Intersectionality: Understanding Our Students’ Multifaceted Identities

Intersectionality: Understanding Our Students’ Multifaceted Identities

Digital Recordings

ISBN: 978-1-939213-19-8

Presenters: Sarah Stevens (University of Southern Indiana), Courtney Drew (Rotary International), Craig McGill (Florida International University)

In an April 2015 NACADA Webinar, a team of panelists, sponsored by the NACADA Diversity Committee, came to the Webinar platform to discuss Academic Advising and Social Justice: Privilege, Diversity, and Student Success, laying the foundation for the topic in this venue. They shared information and discussed strategies designed to help advisors form stronger relationships with students, identify challenges and roadblocks faced by students, create individualized solutions to increase student success, and reconceptualize advising around issues of social justice. Attendees for this event requested more information related to social justice and advising.

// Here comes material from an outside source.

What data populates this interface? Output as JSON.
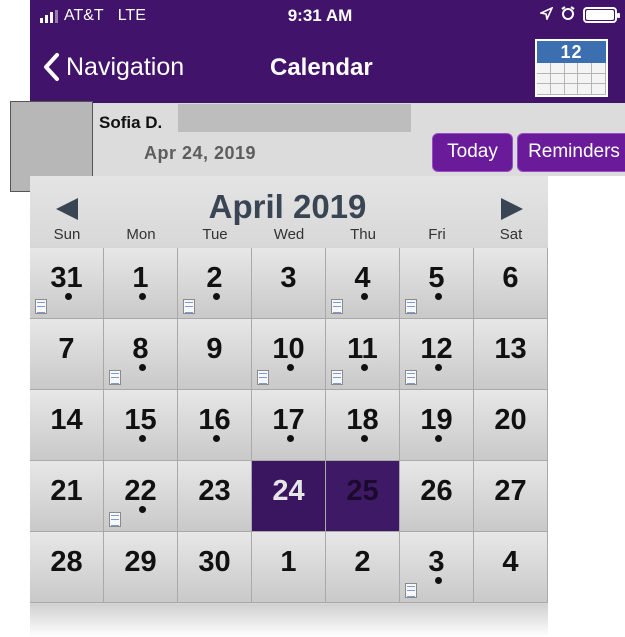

One said, "I think it should be a series on social justice issues where you look at things in a particular way that will empower others." Our panelists agreed, and therefore Sarah E. Stevens (University of Southern Indiana) returned, joined by Craig McGill (Florida International University) and Courtney Drew (Rotary International), to discuss how the concept of intersectionality can inform our relationships with students, our advising practices, and the ways in which we foster student success. In advising, we often think about the separate needs of specific student populations. What we may fail to understand, however, is that none of our students possesses a single identity factor. Intersectionality provides an understanding of the multi-layered identities inhabited by our students (and ourselves). Grounded in reference to theorists such as Audre Lorde, Patricia Hill Collins, and Evangelina Holvino, our presenters considered how we can create our own intentionally intersectionalist approach to deepen both our understanding of student needs and our critical self-reflections as advisors.